The Walls of Sana'a is a 1971 short documentary by Pier Paolo Pasolini. The film opens with shots of a field, and a man cracking a whip - whom we learn is a "scarecrow." We learn we are in the largest city in Yemen - Sana'a. Pasolini provides the narration, and we learn that the country was ancient only until about 10 years ago. We learn about the revolutionary movement burgeoning in the country - a socialist revolution -"as happens in the Third World." Pasolini informs about the developments coming from the Chinese, whose presence in the country is felt by the numerous roads they have built.

Pasolini informs of the "corruption process" of consumerism which has been introduced recently in the country. We learn about the influence of Nasser on the development of the country, and we receive a tour of various government offices including the ministry of defense, the national bank, and the house of the President.
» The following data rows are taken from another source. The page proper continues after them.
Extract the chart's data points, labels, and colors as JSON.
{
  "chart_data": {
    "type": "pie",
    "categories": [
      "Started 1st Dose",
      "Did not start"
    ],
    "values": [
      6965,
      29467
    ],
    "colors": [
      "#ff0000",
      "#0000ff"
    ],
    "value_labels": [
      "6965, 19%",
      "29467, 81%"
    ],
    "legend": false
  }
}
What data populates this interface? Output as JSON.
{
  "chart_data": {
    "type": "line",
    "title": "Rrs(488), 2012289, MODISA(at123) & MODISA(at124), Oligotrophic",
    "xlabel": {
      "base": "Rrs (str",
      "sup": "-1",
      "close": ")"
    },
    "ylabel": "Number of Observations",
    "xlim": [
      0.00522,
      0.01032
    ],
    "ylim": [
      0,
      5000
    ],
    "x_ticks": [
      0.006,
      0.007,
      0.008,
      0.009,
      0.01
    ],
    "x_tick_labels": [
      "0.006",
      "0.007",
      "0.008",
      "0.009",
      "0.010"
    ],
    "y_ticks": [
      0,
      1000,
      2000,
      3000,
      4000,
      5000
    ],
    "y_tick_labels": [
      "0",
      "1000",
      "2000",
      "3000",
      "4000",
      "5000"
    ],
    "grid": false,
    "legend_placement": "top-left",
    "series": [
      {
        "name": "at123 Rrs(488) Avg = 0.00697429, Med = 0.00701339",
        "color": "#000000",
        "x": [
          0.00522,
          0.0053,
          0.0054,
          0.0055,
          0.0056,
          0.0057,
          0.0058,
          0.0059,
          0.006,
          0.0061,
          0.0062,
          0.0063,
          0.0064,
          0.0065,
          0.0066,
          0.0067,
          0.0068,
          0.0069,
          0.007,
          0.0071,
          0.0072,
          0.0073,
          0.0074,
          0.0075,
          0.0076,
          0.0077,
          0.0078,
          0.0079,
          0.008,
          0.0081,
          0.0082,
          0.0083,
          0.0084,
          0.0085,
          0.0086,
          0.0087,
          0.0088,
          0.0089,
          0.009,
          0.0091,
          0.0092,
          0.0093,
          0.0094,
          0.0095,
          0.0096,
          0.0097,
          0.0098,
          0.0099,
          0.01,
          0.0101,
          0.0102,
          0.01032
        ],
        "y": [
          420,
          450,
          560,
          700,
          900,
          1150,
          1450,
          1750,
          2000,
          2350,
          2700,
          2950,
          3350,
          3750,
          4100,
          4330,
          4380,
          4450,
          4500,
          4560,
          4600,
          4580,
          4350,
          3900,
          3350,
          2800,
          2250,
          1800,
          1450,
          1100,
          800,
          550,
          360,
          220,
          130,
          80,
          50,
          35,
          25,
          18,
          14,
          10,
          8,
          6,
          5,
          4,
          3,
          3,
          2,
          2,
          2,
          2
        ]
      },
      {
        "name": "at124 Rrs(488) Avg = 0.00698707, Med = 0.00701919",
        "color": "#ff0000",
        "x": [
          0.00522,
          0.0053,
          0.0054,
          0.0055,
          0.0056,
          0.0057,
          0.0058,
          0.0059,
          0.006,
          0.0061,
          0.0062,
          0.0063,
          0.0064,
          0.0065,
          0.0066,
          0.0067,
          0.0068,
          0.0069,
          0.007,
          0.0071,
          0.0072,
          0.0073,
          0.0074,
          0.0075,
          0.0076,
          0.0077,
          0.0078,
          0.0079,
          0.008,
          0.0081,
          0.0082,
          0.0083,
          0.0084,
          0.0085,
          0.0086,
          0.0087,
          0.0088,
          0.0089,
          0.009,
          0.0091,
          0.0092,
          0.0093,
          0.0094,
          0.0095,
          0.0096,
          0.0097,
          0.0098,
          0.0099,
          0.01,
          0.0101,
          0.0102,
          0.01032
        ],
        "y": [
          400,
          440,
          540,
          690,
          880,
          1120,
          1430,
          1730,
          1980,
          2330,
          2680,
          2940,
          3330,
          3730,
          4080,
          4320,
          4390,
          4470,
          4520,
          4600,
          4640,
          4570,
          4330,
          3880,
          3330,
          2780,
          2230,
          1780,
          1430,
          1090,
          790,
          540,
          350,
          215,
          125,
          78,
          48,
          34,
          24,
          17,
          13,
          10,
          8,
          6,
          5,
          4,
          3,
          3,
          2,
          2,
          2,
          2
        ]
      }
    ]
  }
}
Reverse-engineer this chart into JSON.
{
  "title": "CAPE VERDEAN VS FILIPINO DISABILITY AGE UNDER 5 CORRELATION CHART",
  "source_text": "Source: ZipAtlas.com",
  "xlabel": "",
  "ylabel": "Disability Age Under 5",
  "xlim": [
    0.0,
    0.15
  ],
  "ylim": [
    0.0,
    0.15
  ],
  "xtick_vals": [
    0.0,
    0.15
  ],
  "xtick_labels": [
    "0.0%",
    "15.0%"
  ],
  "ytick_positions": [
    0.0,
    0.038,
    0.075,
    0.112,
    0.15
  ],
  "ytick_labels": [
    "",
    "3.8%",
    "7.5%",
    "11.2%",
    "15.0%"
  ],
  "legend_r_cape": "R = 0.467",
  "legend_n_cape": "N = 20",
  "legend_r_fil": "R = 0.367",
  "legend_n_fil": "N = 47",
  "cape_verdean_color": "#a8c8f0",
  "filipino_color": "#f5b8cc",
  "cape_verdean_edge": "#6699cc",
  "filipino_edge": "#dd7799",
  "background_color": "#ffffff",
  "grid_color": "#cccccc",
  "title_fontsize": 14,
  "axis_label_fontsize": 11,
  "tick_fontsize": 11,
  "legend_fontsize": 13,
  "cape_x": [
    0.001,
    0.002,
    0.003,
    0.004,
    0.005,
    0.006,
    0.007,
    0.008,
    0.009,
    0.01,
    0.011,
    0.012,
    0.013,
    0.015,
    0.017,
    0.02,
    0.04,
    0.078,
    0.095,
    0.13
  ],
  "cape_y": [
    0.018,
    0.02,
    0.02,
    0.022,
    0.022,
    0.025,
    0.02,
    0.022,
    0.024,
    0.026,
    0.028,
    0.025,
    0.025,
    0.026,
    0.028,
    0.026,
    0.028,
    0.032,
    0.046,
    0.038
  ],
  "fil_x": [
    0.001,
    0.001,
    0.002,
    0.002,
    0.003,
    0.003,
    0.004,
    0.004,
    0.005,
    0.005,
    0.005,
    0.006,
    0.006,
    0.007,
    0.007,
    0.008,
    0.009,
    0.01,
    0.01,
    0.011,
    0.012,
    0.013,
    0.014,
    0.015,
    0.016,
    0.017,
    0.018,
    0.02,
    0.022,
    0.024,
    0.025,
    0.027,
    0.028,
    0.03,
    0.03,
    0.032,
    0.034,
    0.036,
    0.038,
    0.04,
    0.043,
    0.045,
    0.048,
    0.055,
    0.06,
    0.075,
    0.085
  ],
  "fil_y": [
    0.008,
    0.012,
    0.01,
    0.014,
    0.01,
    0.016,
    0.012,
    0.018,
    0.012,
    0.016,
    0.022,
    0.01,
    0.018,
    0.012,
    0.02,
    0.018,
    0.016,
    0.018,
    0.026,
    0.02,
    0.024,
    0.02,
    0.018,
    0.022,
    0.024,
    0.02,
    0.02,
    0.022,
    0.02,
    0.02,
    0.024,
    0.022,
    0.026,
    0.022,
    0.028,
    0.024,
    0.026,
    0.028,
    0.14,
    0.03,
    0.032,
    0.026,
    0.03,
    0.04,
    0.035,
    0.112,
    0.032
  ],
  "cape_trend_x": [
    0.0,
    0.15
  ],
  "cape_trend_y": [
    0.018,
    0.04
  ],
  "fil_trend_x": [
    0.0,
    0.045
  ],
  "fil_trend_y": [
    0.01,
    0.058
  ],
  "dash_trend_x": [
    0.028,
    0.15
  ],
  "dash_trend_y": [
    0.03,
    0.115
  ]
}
Pasolini is happy however that the old town city remains intact. With the narration taking a backseat, his camera shows us the architecture of the old town, with the sound of a local group singing in the background. 

Pasolini laments the neo-capitalism which is destroying the ancient town. We are then taken to Italy, where residents complain that new construction is destroying the local beauty of a town. Pasolini does not want Sana'a to follow the same fate as what has happened in Italy - for Italy, it is "the end," but Yemen still has the chance to be saved. Pasolini petitioned UNESCO to preserve Sana'a, and the film was a UNESCO project to preserve the city. As an impassioned plea for preservation, the film fits in line with Pasolini's political messaging throughout his narrative films, especially his Trilogy of Life.